PhrozenByte commented 2 years ago

@PhrozenByte I'm more than happy to make whichever changes, just wanted to get your input first.

Yeah, go ahead :+1:

By the way, you can shorten the ternary by using {{ page.title ?: page.id }}.

mayamcdougall commented 2 years ago

Holy replies! Welcome back, lol. 👋🏻

By the way, you can shorten the ternary by using {{ page.title ?: page.id }}.

I didn't know that! 😮

That would make a lot of the ternaries I used in Freelancer a lot simpler too! Way less cumbersome, lol.

Also, I'm currently writing a Docs page for the rewrite that breaks down the Default Theme into bite-sized, plain text explanations. So, any concerns I had about the ternary syntax needing an explanation will be addressed there too. 😁

mayamcdougall commented 2 years ago

Alright, that was scary but cool.

I know I shouldn't commit directly to master, but that was super easy.

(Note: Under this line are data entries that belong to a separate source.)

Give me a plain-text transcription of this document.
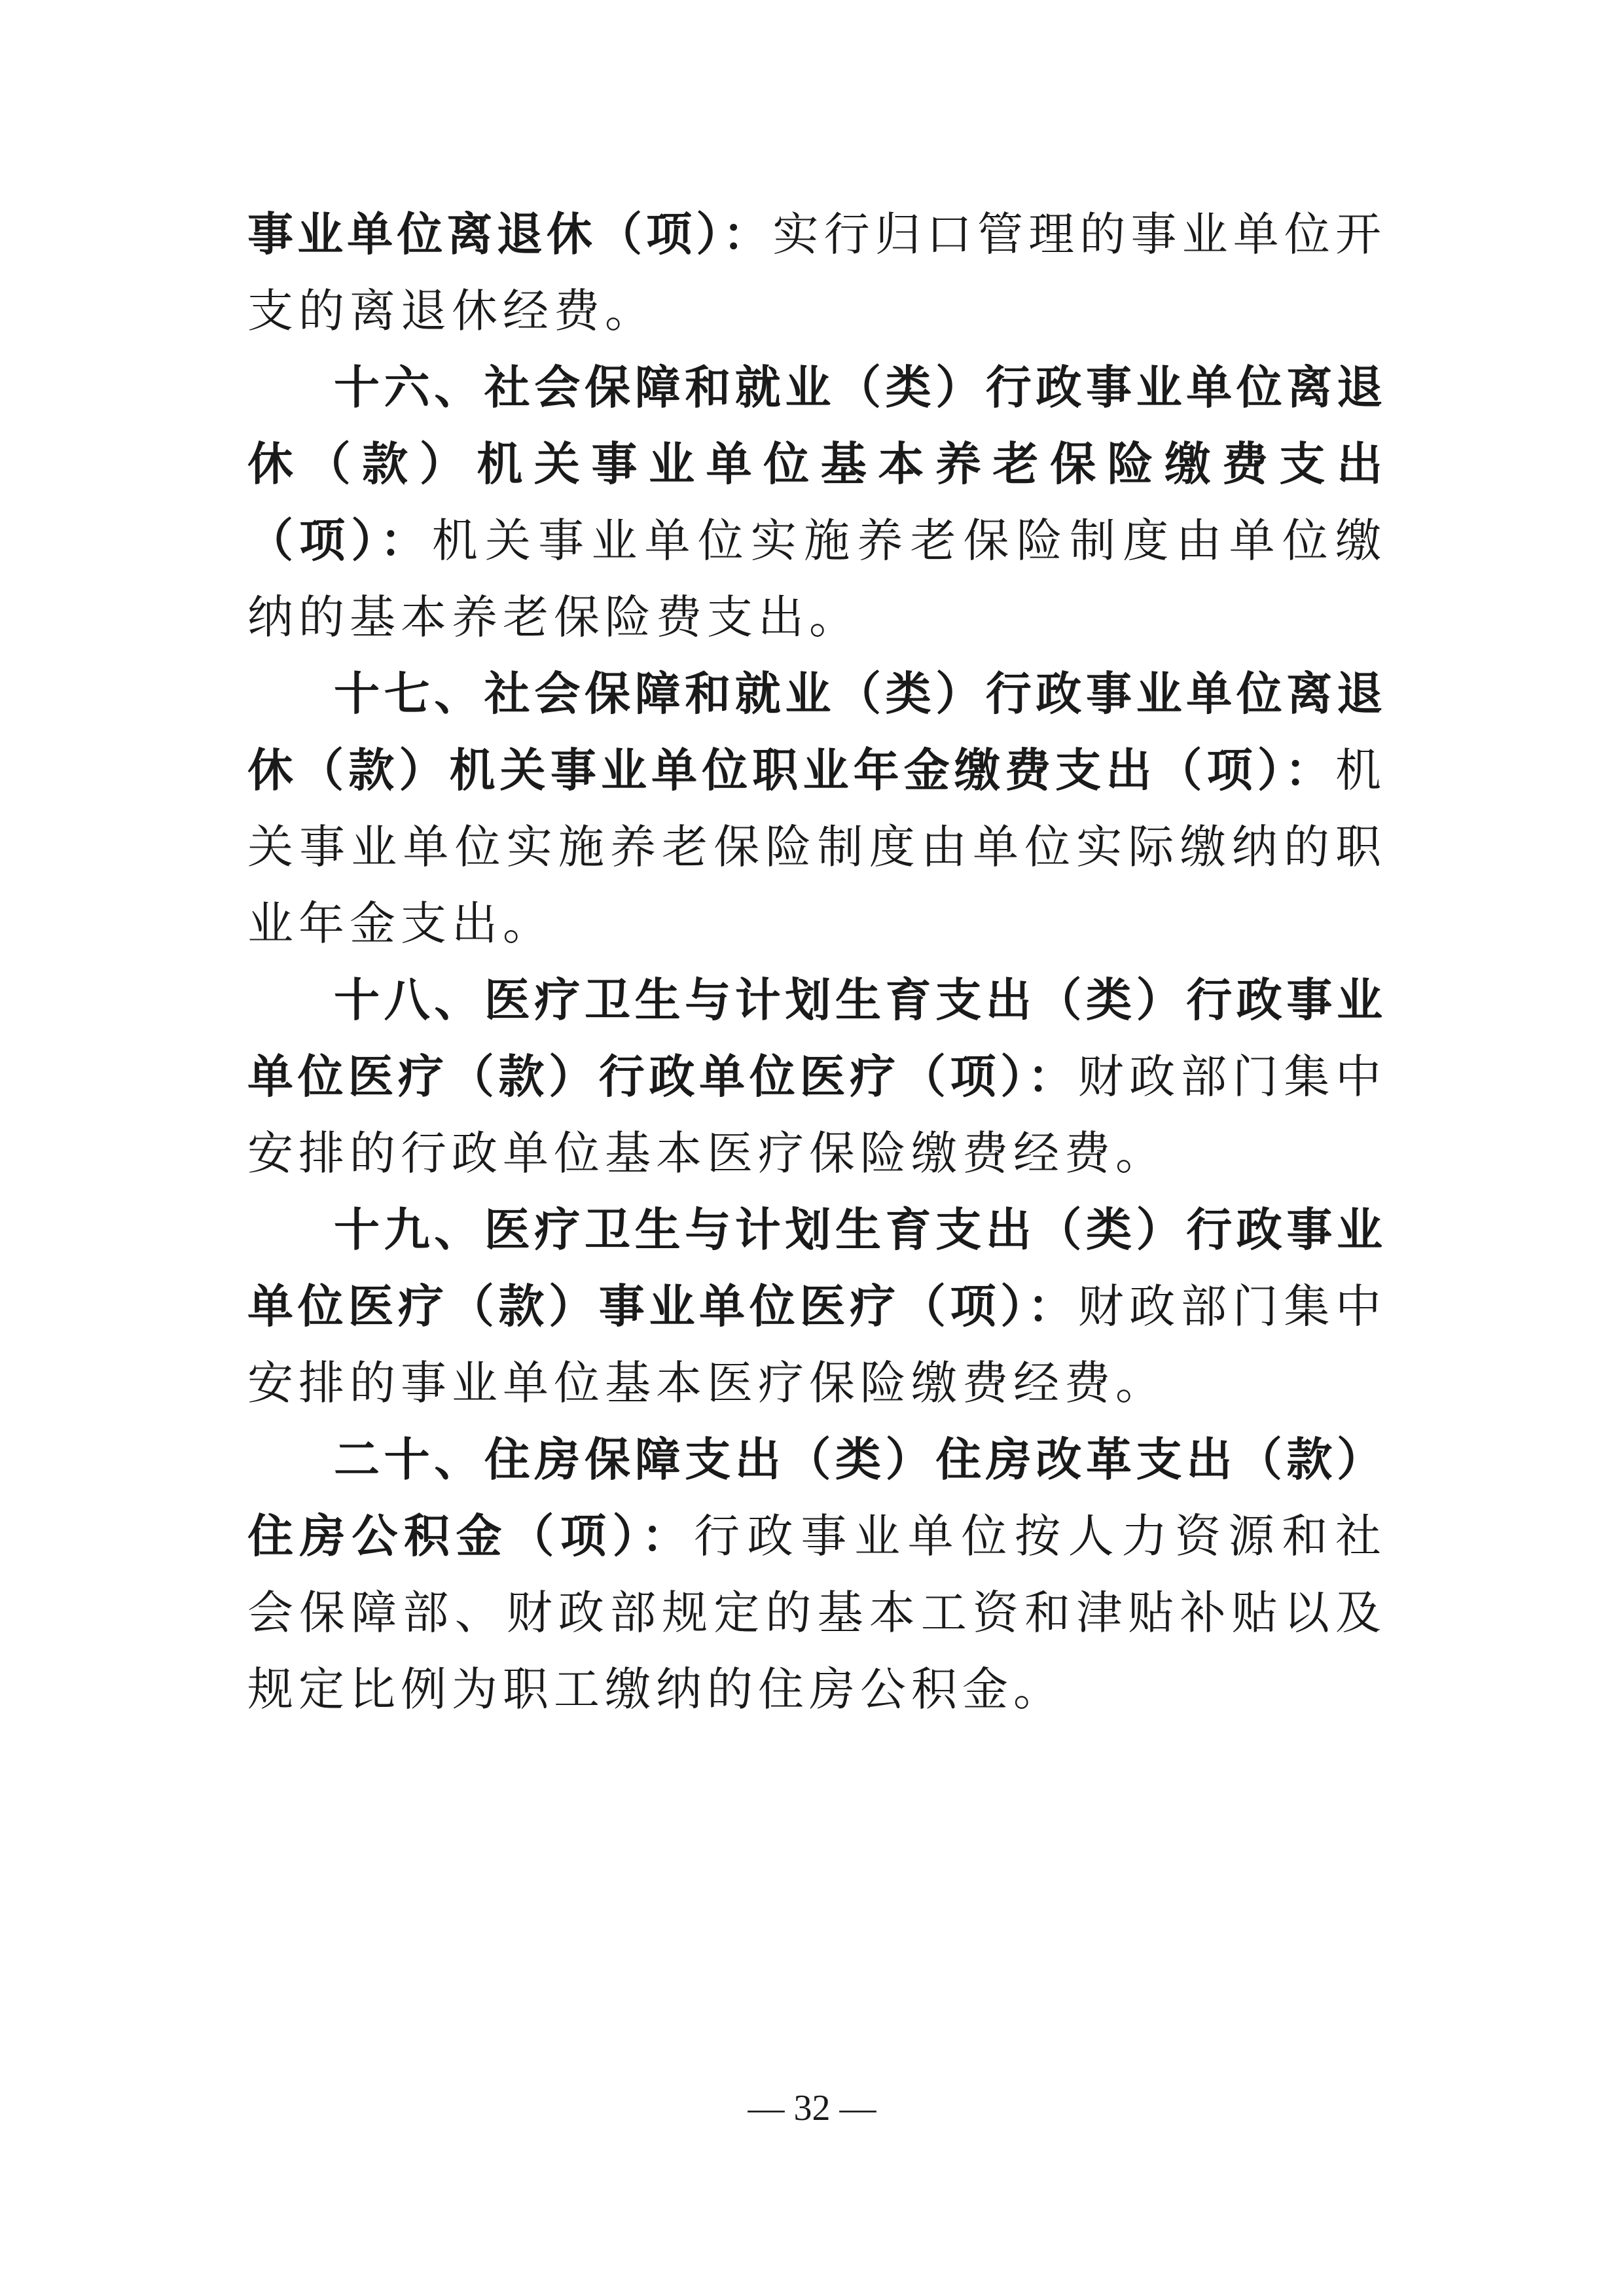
事业单位离退休（项）：实行归口管理的事业单位开支的离退休经费。

十六、社会保障和就业（类）行政事业单位离退休（款）机关事业单位基本养老保险缴费支出（项）：机关事业单位实施养老保险制度由单位缴纳的基本养老保险费支出。

十七、社会保障和就业（类）行政事业单位离退休（款）机关事业单位职业年金缴费支出（项）：机关事业单位实施养老保险制度由单位实际缴纳的职业年金支出。

十八、医疗卫生与计划生育支出（类）行政事业单位医疗（款）行政单位医疗（项）：财政部门集中安排的行政单位基本医疗保险缴费经费。

十九、医疗卫生与计划生育支出（类）行政事业单位医疗（款）事业单位医疗（项）：财政部门集中安排的事业单位基本医疗保险缴费经费。

二十、住房保障支出（类）住房改革支出（款）住房公积金（项）：行政事业单位按人力资源和社会保障部、财政部规定的基本工资和津贴补贴以及规定比例为职工缴纳的住房公积金。

— 32 —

(Well, minus the crippling anxiety about how I'll probably notice a mistake in 30 seconds and have to issue another commit... then another to fix that... and only then will I still not learn that committing directly to master is a bad idea. 😂)

Anxiety aside. I used GitHub's new Dev feature to make the changes in about 10 seconds. It took me longer to internally freak out over the commit (👆🏻) than to actually make the change.

And yeah you could do it using the regular GitHub edit feature already... but it's kind of garbage at being a code editor.